Calculating the embodied carbon on infrastructure projects in Canada is currently voluntary, but look for that to evolve in the coming years. Already the federal government’s infrastructure funding requires applicants to submit climate lens assessments to evaluate emissions. The Canadian Collaboration for Sustainable Procurement, a member-based network of Canadian public-sector institutions working together to align their spending with their values and commitments on sustainability, has identified green building materials and road construction as high impact opportunities for 2020. Progressive infrastructure owners understand the benefits and are considering embodied carbon on their projects, often using tools such as the Envision Sustainable Infrastructure Framework. The National Research Council of Canada is developing an inventory of LCA values for construction materials such as steel, wood, and concrete to establish guidelines and tools for conducting LCAs. Through my discussions with the BC Ministry of Environment, I learned this work is expected to conclude in 2023 and will inform the development of LCA tools for public procurement. Under the City of Vancouver’s green building policies referenced above, rezoning projects are required to complete LCAs. Through my discussions with Priopta Principal Anthony Pak, I learned the City of Vancouver is considering bolstering the LCA requirement by introducing a minimum embodied carbon reduction requirement.

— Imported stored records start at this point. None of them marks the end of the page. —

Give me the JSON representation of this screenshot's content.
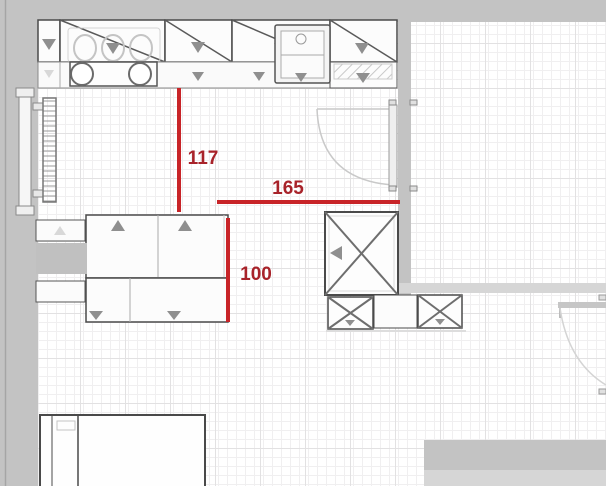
{
  "plan": {
    "dimensions": [
      {
        "label": "117",
        "value": 117,
        "orientation": "vertical"
      },
      {
        "label": "165",
        "value": 165,
        "orientation": "horizontal"
      },
      {
        "label": "100",
        "value": 100,
        "orientation": "vertical"
      }
    ],
    "colors": {
      "dim_line": "#c82428",
      "dim_text": "#a8232a",
      "wall": "#c3c3c3",
      "wall_light": "#d6d6d6",
      "outline_dark": "#4a4a4a",
      "outline_mid": "#8f8f8f",
      "grid_minor": "#f0eff0",
      "grid_major": "#e2e1e2"
    },
    "objects": [
      "top-wall",
      "left-wall",
      "inner-vertical-wall",
      "inner-horizontal-wall",
      "wall-cabinet-row",
      "base-cabinet-row",
      "cooktop",
      "sink",
      "hatched-cabinet",
      "window",
      "radiator",
      "kitchen-island",
      "dishwasher-gray-block",
      "tall-corner-cabinet",
      "lower-x-cabinets",
      "swing-door-top",
      "swing-door-right",
      "table",
      "bottom-right-wall-block"
    ]
  }
}
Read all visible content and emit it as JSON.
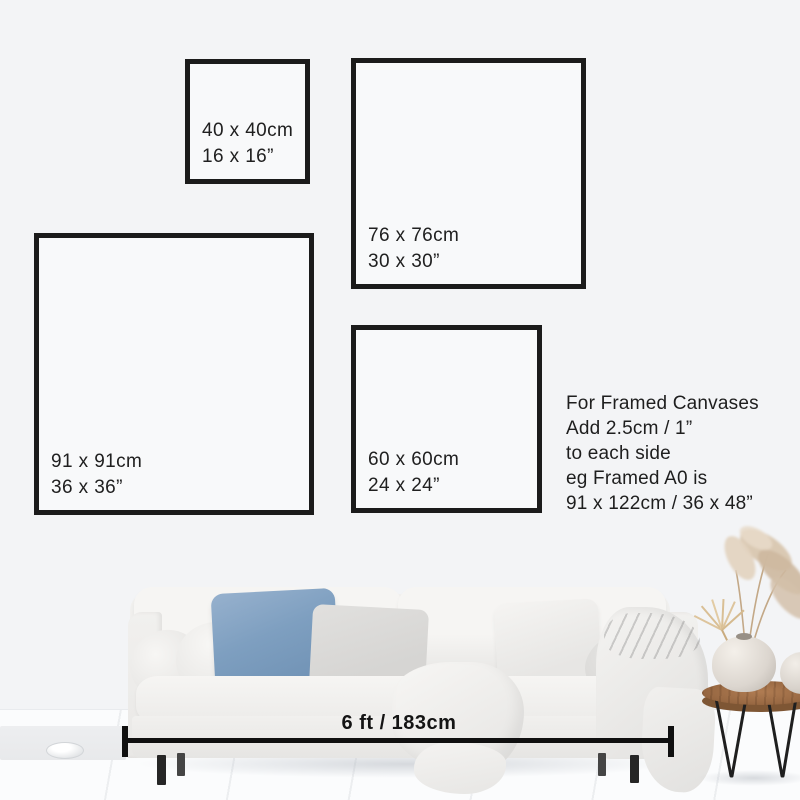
{
  "frames": [
    {
      "cm": "40 x 40cm",
      "inch": "16 x 16”"
    },
    {
      "cm": "76 x 76cm",
      "inch": "30 x 30”"
    },
    {
      "cm": "91 x 91cm",
      "inch": "36 x 36”"
    },
    {
      "cm": "60 x 60cm",
      "inch": "24 x 24”"
    }
  ],
  "note": {
    "lines": [
      "For Framed Canvases",
      "Add 2.5cm / 1”",
      "to each side",
      "eg Framed A0 is",
      "91 x 122cm / 36 x 48”"
    ]
  },
  "measurement": {
    "label": "6 ft / 183cm"
  },
  "colors": {
    "wall": "#f3f4f6",
    "floor": "#fbfcfd",
    "frame_border": "#1b1b1b",
    "text": "#202020",
    "pillow_blue": "#7e9fc0",
    "table_wood": "#9a6a44",
    "measure_line": "#101010"
  }
}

In Sweden, the national transport agency implemented a 2015 policy to require all new projects with a budget over 50M kr (approximately $7M CAD) to report, reduce and document greenhouse gas emissions and energy use throughout project delivery. They are even awarding bonuses to project bidders that beat prescribed target carbon performance. For products, they have policies to reduce embodied emissions from procured materials, requiring suppliers to perform better than a minimum level. Similar carbon performance-based procurement systems are being considered by governments around the world.

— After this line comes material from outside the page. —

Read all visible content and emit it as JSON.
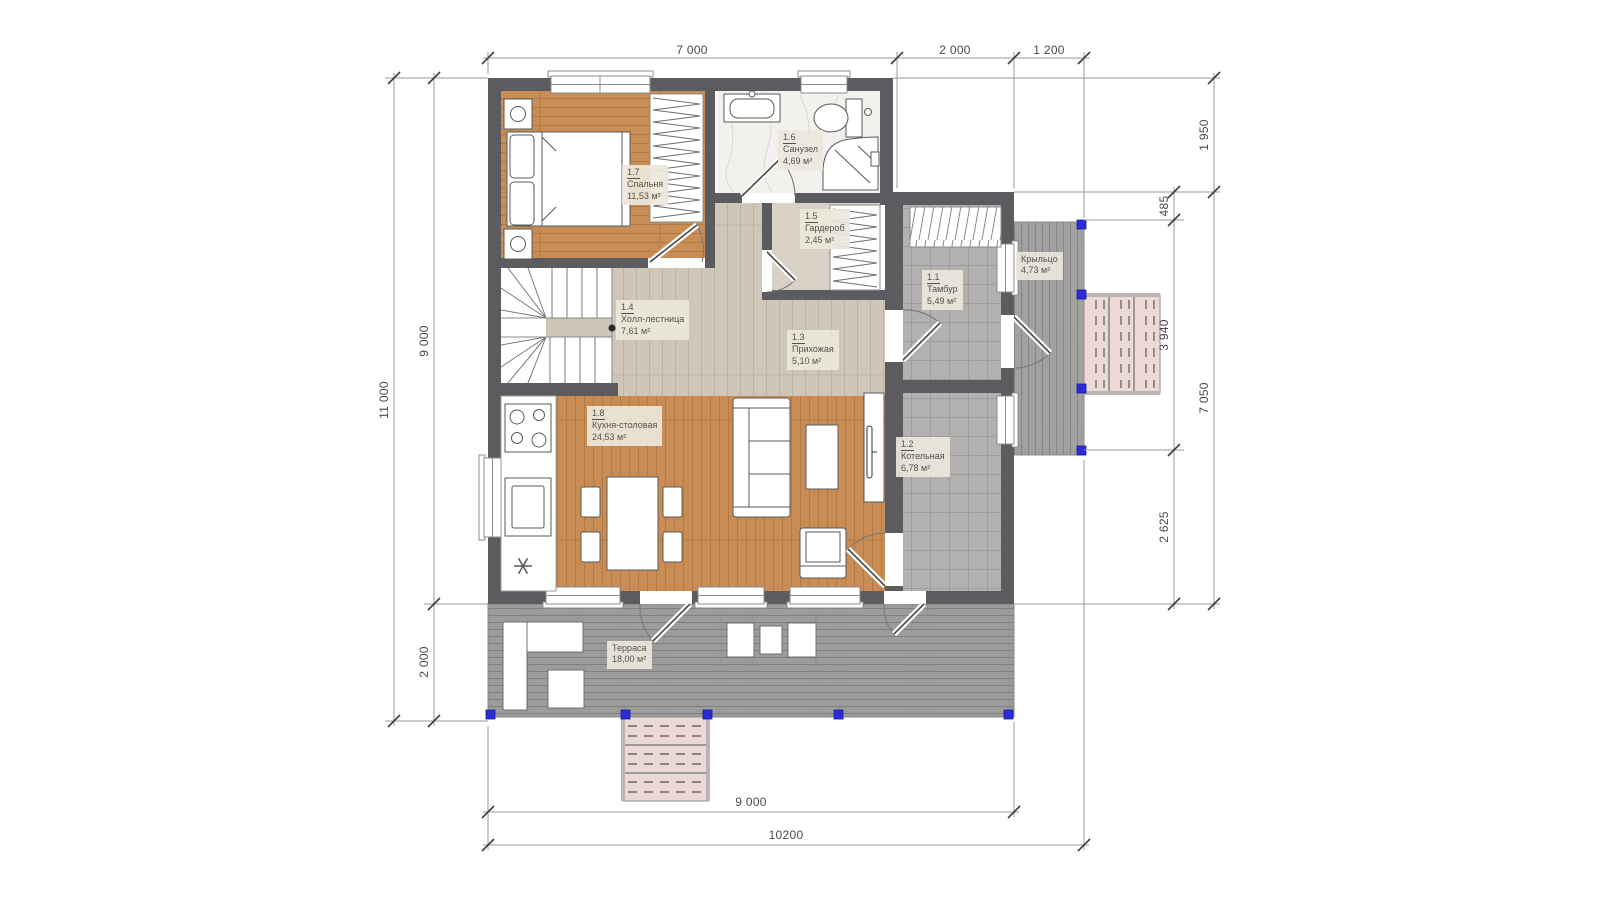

Of course, considering embodied carbon comes with unique challenges. At this point, limited data is available for the carbon intensity of infrastructure products and materials, however progress is being made. Projects often involve thousands of products, making it very onerous to quantify. Focusing on major materials like concrete/cement, steel and aggregates is a good place to start. For context, consider the Port Mann Highway 1 Project, a BC project I spent several years on. The Port Mann Bridge alone, not including the 37km of highway widening, interchanges etc., required approximately 157,000m3 of concrete. Assuming an embodied carbon value of 350kg CO2 eq/m3 of concrete, the bridge’s concrete represents approximately 55,000 tonnes of CO2e, equivalent to about 12,000 average Canadian cars on the road for one year.

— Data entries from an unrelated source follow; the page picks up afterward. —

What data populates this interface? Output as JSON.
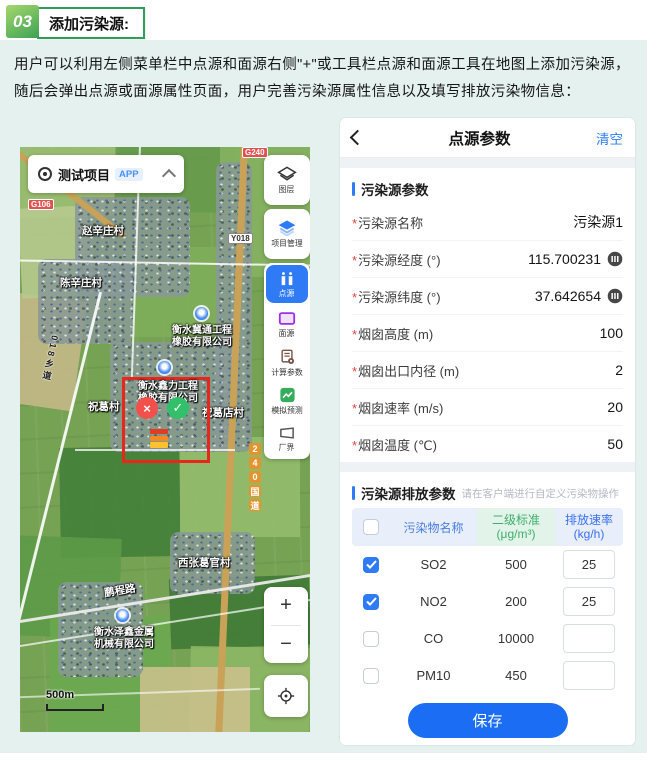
{
  "header": {
    "number": "03",
    "title": "添加污染源:"
  },
  "intro": "用户可以利用左侧菜单栏中点源和面源右侧\"+\"或工具栏点源和面源工具在地图上添加污染源，随后会弹出点源或面源属性页面，用户完善污染源属性信息以及填写排放污染物信息：",
  "map": {
    "project": {
      "name": "测试项目",
      "badge": "APP"
    },
    "toolbar": [
      {
        "label": "图层"
      },
      {
        "label": "项目管理"
      },
      {
        "label": "点源"
      },
      {
        "label": "面源"
      },
      {
        "label": "计算参数"
      },
      {
        "label": "模拟预测"
      },
      {
        "label": "厂界"
      }
    ],
    "zoom_in": "+",
    "zoom_out": "−",
    "scale": "500m",
    "badges": {
      "top": "G240",
      "left": "G106",
      "mid": "Y018"
    },
    "road_vertical": [
      "2",
      "4",
      "0",
      "国",
      "道"
    ],
    "road_left": "018乡道",
    "road_name": "鹏程路",
    "villages": [
      "赵辛庄村",
      "陈辛庄村",
      "祝葛村",
      "祝葛店村",
      "西张葛官村"
    ],
    "companies": [
      {
        "line1": "衡水冀通工程",
        "line2": "橡胶有限公司"
      },
      {
        "line1": "衡水鑫力工程",
        "line2": "橡胶有限公司"
      },
      {
        "line1": "衡水泽鑫金属",
        "line2": "机械有限公司"
      }
    ],
    "markers": {
      "x": "×",
      "check": "✓"
    }
  },
  "panel": {
    "title": "点源参数",
    "clear": "清空",
    "required_mark": "*",
    "section1": {
      "title": "污染源参数"
    },
    "fields": [
      {
        "label": "污染源名称",
        "value": "污染源1"
      },
      {
        "label": "污染源经度 (°)",
        "value": "115.700231"
      },
      {
        "label": "污染源纬度 (°)",
        "value": "37.642654"
      },
      {
        "label": "烟囱高度 (m)",
        "value": "100"
      },
      {
        "label": "烟囱出口内径 (m)",
        "value": "2"
      },
      {
        "label": "烟囱速率 (m/s)",
        "value": "20"
      },
      {
        "label": "烟囱温度 (℃)",
        "value": "50"
      }
    ],
    "section2": {
      "title": "污染源排放参数",
      "hint": "请在客户端进行自定义污染物操作"
    },
    "table": {
      "col_name": "污染物名称",
      "col_std_1": "二级标准",
      "col_std_2": "(μg/m³)",
      "col_rate_1": "排放速率",
      "col_rate_2": "(kg/h)",
      "header_cb_class": "cb",
      "rows": [
        {
          "name": "SO2",
          "std": "500",
          "rate": "25",
          "cb_class": "cb on"
        },
        {
          "name": "NO2",
          "std": "200",
          "rate": "25",
          "cb_class": "cb on"
        },
        {
          "name": "CO",
          "std": "10000",
          "rate": "",
          "cb_class": "cb"
        },
        {
          "name": "PM10",
          "std": "450",
          "rate": "",
          "cb_class": "cb"
        },
        {
          "name": "PM2.5",
          "std": "225",
          "rate": "",
          "cb_class": "cb"
        }
      ]
    },
    "save": "保存"
  }
}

LCAs and embodied carbon considerations also add a layer to already complex project decision making. Considering embodied carbon early in a project’s life cycle is the most efficient and cost-effective way. Education and mindset shifts are key.

Accurate calculation of embodied carbon over a project’s life cycle is challenging. But calculating it, tracking it, and diminishing it is the right thing to do for the environment, taxpayers and the economy. In the future, project professionals and governments will ensure that the embodied carbon of the built environment is as low as possible, for the benefit of us all.